The Bank's critics tend to fall into two distinct groups -- ideologues and opportunists on one side, and realists and idealists on the other.

The realists and idealists sincerely oppose the ecological, social and/or human rights issues that can be associated with projects the Bank funds. These critics have battled over lending for dams, mining and extractive projects for more than 20 years. They do not argue whether the Bank has a legitimate role to play in developing countries; rather, they claim that in supporting certain projects, the Bank does not help to improve the plight of the poor as a whole.

The second group of World Bank opponents are ideologues and opportunists. The ideologues oppose the Bank on grounds that it is an agent of Western capitalism and Western governments. Opportunists are those who use the ideologues' arguments and rhetoric with the goal of gaining political or personal power.

On the whole, both the ideologues and opportunists frequently have stood with the realists and idealists, often (usually intentionally) becoming indistinguishable from them.

But the key difference is that activists in this second group were only marginally concerned about the issues raised by Bank lending; their focus instead was either on the political and ideological implications of the bank's continued influence or on winning power for themselves.

In response to the increasing calls for change from both the idealist and ideological camps, the Bank, under former President James Wolfensohn, embarked on a series of reforms to address many of the social and environmental questions being raised.

Wolfensohn created departments that were staffed by career activists to work closely with NGOs on questions about the social and environmental implications of the Bank's lending. Activists were invited to participate in hearings, and their concerns began to be taken into consideration.

Once Wolfensohn's reforms took effect, government ministers seeking loans from the Bank were surprised by the details they were asked to provide about environmental and social implications of the project at issue.

These ministers learned the game: They had to work with credible NGOs on the ground and to win their support in order for the project to go forward quickly and easily. Without the consent of local, credible NGOs, the project would be subject to numerous reviews at the World Bank.

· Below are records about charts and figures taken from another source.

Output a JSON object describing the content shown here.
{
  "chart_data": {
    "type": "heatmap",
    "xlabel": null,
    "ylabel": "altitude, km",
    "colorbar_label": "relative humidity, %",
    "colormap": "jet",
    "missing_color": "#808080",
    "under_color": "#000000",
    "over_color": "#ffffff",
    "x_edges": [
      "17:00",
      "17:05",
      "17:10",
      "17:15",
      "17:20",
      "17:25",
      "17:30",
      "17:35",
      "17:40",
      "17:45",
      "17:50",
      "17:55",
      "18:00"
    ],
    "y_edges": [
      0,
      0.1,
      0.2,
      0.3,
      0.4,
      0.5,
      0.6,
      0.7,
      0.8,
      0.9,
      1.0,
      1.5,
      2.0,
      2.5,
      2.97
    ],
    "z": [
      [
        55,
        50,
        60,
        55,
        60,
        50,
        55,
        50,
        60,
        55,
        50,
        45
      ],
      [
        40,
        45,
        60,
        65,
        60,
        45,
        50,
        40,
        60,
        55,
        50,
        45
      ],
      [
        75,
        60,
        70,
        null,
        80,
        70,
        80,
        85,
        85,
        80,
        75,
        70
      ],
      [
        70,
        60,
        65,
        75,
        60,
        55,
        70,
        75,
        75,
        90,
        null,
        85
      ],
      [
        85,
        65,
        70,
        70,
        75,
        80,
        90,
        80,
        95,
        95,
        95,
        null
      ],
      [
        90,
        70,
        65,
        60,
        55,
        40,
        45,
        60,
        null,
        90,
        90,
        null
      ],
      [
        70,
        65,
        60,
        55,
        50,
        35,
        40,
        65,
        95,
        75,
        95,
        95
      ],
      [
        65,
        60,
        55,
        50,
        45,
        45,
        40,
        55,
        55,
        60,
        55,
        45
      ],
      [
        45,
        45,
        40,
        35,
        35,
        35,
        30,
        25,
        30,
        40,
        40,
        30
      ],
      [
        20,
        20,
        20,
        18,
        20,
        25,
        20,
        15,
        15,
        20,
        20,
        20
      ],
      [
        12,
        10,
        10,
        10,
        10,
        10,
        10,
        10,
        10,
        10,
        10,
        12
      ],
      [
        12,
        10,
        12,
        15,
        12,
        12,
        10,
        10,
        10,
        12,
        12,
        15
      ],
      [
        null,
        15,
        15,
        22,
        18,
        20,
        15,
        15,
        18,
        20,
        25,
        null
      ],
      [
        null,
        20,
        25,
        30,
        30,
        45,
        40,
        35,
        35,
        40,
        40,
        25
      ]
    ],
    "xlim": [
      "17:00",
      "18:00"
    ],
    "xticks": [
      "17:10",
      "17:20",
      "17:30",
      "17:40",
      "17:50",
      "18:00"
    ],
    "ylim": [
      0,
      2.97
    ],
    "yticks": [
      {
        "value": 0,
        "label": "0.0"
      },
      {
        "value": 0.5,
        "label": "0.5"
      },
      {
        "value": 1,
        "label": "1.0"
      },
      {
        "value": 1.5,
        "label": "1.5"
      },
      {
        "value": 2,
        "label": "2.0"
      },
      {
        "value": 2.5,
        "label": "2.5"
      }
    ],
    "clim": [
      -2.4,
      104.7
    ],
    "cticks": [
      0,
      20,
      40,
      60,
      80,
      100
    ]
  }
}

And though such reviews did not necessarily mean withdrawal of the Bank's funding, they could be expensive, time- consuming and, often, require changes to the project to address the same concerns NGOs would have raised.

In this environment, the ideological critics found themselves in a bind. Their decade- long criticisms over implications of Bank lending for environmental (or human rights or indigenous rights) issues were being addressed in practical terms.

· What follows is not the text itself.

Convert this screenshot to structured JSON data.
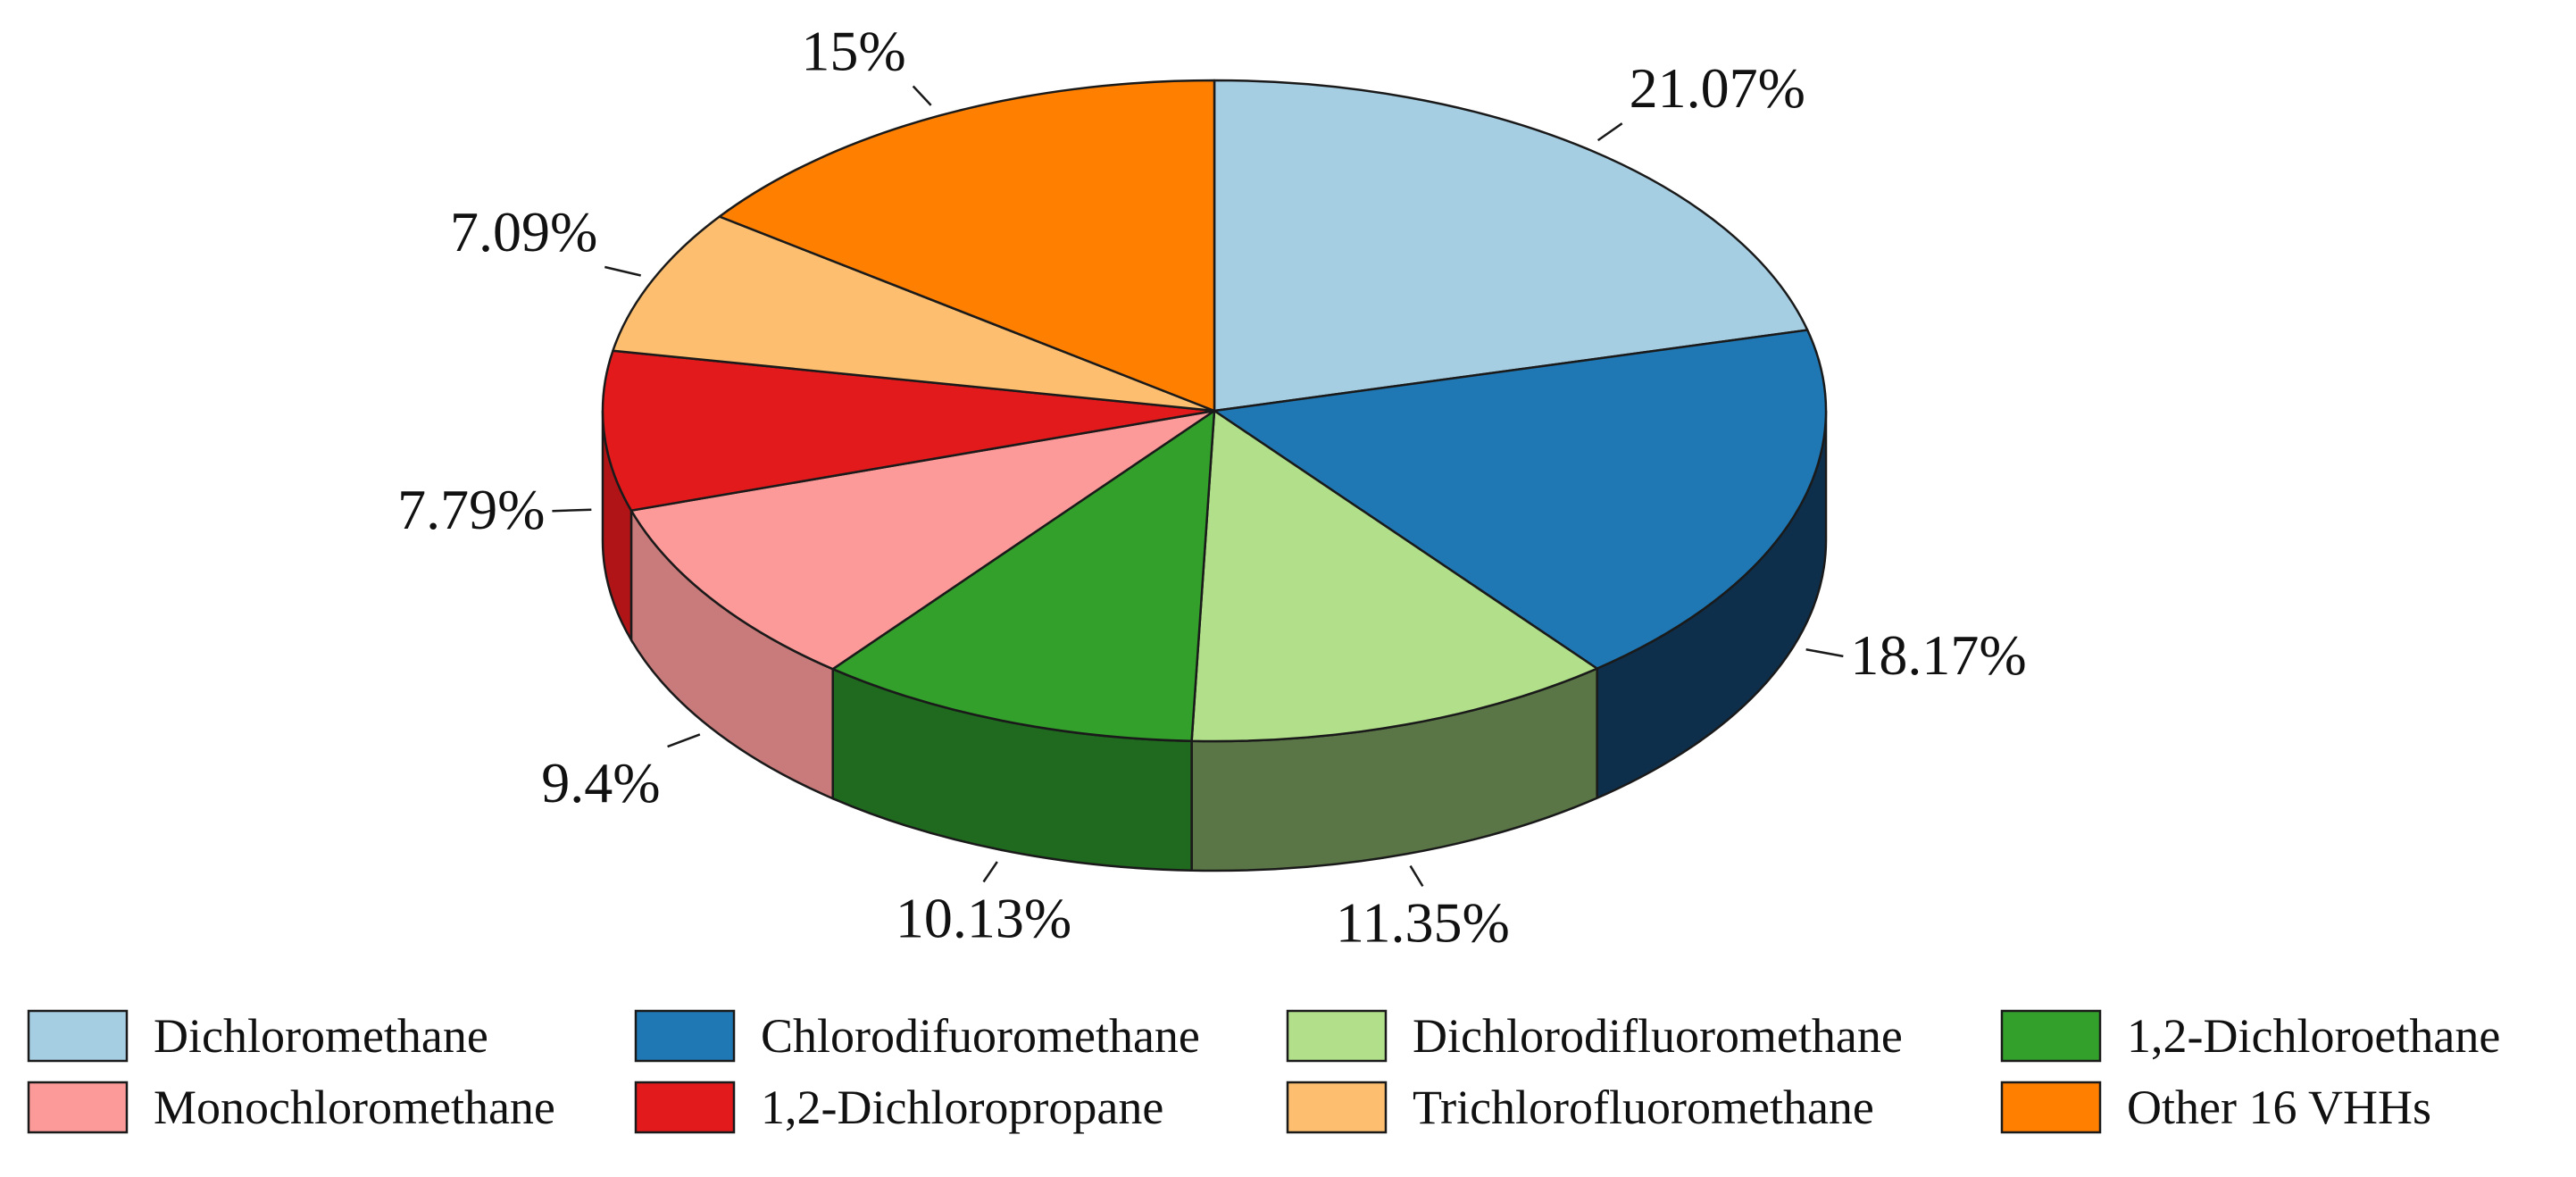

The second group did not really want environmental and social impact statements so much as they wanted a platform for criticizing the institutions.

Thus, as the Bank surrendered to mainstream critics and acted on the issues at hand, the ideological activists turned to a more traditional, populist set of arguments.

Populist opposition was not hard to build.

In many countries, the World Bank is viewed as a vehicle of neoliberal imperialism, and saying that a project is a "World Bank project" can hurt the project's champions politically.

This was evident in the recent controversy over a paper mill in Uruguay, which was heavily criticized by Buenos Aires for the pollution it would bring to Argentina. The Argentineans made much of the fact that the paper mill was a Bank-funded project -- calling it a World Bank "operation."

While it is true that the Bank provided free consulting for the project, it was not a key player in its construction or operations. Still, the argument that it was Bank-supported became a significant part of the political battle over the mill.

Populist sentiments against the Bank climbed further when Paul Wolfowitz, a neoconservative with a reputation as an "architect of the Iraq war," was named as Wolfensohn's successor in 2005.

Wolfowitz has maintained the reforms that Wolfensohn put in place, and he continues to seek the support and guidance of NGOs. But ideological critics of the Bank have seized upon his background and current office as proof that the Bank is an aggressive, imperialistic instrument of Western, and particularly American, foreign policy.